Perhaps in the past a denominational organization started many congregations but now has gotten out of the habit. Inertia, fear of failure, lack of skills, apathy, or resistance from existing congregations may keep a denominational organization from starting new congregations.
Finances pose an issue with some denominations. They see the starting of new congregations as costing them a lot of money. Denominational finances have suffered, and new congregations have been cut out of the budget.
Some denominations have started congregations in an outmoded manner (this also relates to finances). They primarily used a franchise approach that involved buying land, building a first-unit building, employing a pastor, and then launching the congregation. This is the way to start a fast-food restaurant, but not the way to start a congregation.
Few pastors coming out of seminary express that they feel called to start new congregations and to willingly take the risks associated with this type of entrepreneurial venture. Too few seminaries have a ministry preparation track focused on starting new congregations.
Some Anglo-American-dominated denominations see starting new congregations as something primarily done among non-Anglo or non-English-language groups. As a result, they miss great opportunities to make Kingdom progress in many communities.

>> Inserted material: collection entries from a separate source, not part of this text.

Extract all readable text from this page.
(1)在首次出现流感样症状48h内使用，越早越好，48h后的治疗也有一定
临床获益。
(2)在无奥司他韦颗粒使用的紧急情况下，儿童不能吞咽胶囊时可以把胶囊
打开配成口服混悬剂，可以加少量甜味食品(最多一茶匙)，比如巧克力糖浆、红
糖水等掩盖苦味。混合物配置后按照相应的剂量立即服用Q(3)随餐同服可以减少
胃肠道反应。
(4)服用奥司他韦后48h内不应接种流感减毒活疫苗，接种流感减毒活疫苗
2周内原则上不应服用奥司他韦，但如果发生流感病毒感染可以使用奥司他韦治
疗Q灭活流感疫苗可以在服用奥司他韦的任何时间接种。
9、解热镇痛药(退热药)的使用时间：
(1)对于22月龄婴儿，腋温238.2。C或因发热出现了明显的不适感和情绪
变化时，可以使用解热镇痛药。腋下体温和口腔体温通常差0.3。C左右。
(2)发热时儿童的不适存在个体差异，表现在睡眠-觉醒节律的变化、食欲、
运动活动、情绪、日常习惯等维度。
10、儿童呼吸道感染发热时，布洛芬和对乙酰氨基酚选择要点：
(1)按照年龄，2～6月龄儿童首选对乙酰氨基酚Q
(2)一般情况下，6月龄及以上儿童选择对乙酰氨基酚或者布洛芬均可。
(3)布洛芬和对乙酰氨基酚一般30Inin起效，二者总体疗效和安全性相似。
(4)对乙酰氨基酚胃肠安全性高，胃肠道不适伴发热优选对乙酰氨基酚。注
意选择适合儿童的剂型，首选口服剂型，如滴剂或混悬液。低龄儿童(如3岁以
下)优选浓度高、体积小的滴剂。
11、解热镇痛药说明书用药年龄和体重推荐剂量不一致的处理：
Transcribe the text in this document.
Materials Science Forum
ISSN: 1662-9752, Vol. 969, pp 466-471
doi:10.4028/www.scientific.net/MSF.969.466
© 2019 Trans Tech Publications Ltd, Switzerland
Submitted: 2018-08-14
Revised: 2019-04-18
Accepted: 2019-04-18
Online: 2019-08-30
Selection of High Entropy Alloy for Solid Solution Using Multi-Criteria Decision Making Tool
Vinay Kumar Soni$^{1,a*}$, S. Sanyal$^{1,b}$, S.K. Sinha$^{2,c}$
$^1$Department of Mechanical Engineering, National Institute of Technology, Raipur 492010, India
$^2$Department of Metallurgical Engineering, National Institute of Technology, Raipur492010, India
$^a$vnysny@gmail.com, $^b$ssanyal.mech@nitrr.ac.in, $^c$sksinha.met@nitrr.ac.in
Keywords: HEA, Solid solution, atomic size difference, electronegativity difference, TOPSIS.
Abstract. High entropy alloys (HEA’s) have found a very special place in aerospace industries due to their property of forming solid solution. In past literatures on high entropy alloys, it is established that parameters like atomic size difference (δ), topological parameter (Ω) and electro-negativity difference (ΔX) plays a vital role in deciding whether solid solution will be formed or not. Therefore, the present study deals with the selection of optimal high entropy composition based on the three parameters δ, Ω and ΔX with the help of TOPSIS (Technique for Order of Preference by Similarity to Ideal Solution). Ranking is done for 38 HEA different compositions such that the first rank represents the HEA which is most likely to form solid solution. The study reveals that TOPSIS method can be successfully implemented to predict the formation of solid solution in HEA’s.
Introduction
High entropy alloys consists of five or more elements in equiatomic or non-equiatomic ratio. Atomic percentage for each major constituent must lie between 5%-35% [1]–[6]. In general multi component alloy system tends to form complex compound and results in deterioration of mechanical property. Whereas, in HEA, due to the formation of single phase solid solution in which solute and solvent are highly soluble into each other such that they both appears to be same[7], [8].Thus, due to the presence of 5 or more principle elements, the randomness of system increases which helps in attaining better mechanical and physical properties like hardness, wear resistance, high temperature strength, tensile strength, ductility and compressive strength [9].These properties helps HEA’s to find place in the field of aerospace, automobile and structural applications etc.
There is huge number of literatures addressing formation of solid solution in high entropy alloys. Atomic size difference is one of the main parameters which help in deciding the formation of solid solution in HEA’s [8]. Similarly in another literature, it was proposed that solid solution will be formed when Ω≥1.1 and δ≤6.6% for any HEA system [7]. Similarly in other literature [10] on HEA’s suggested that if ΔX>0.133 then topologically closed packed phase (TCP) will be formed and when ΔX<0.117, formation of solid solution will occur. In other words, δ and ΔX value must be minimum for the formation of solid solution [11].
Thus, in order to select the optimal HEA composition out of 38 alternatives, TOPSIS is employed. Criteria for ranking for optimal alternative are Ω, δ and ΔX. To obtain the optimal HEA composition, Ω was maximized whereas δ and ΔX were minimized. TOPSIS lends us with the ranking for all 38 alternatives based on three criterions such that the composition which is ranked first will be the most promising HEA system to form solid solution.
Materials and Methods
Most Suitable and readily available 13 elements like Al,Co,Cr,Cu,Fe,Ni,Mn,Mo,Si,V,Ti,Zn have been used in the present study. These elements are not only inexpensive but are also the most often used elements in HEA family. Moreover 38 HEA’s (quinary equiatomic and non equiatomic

Also, they may be found guilty of carrying out a new congregation strategy laced with prejudice, because they feel they can put a little bit of money into new non-Anglo, non-English congregations as compared to the money they put into new Anglo congregations.

How Should Denominations Be Involved?
Denominational organizations must take a lead role in starting new congregations. This holds true even if the correct polity or discipline within a given denomination calls for existing congregations rather than the denomination to actually sponsor new congregations.
Denominational organizations can create a climate for new congregations. Both mainline and evangelical denominations must work to help clergy and laity understand the value of a strategy for starting new congregations.
Strategic frameworks for starting new congregations need to be developed. Strategic frameworks discuss the type, number, and general location of potential new congregations. Specific strategies for each new congregation need to be developed when a spiritual movement for starting the new congregation begins to emerge. New congregations will do better when actually born out of spiritual vision and values, rather than out of task-oriented plans.
Goal setting is one of the roles of denominational organizations. Existing congregations need goals to challenge them.
Lyle Schaller has said for years that the goal for starting new congregations within established denominations should equal at least 3 to 4 percent of the total number of congregations affiliated with that denomination. Three percent provides an acceptable goal if the denomination wants to avoid long-term membership decline. Four percent presents a challenge goal for denominations that want to see steady growth in membership.
Denominational organizations need to raise significant amounts of money to support the starting of new congregations. Revenue coming to the denomination through its normal funding streams will not likely be enough to handle the large amount of money that starting enough new congregations will demand. Also, denominations will need to partner with multiple sponsoring congregations to start many of the new congregations needed for the future.
The core groups that start new congregations will need training to help them understand the process of starting a new congregation, what they can expect, and the affirmations and challenges that will characterize that process.
Denominations can discover men and women who, as pastors and staff ministers, will lead these new congregations. Discovering pastors for new congregations who have the right mix of spiritual gifts and ministry skills is tough and risky. Probably no other part of the launching process emerges as more important.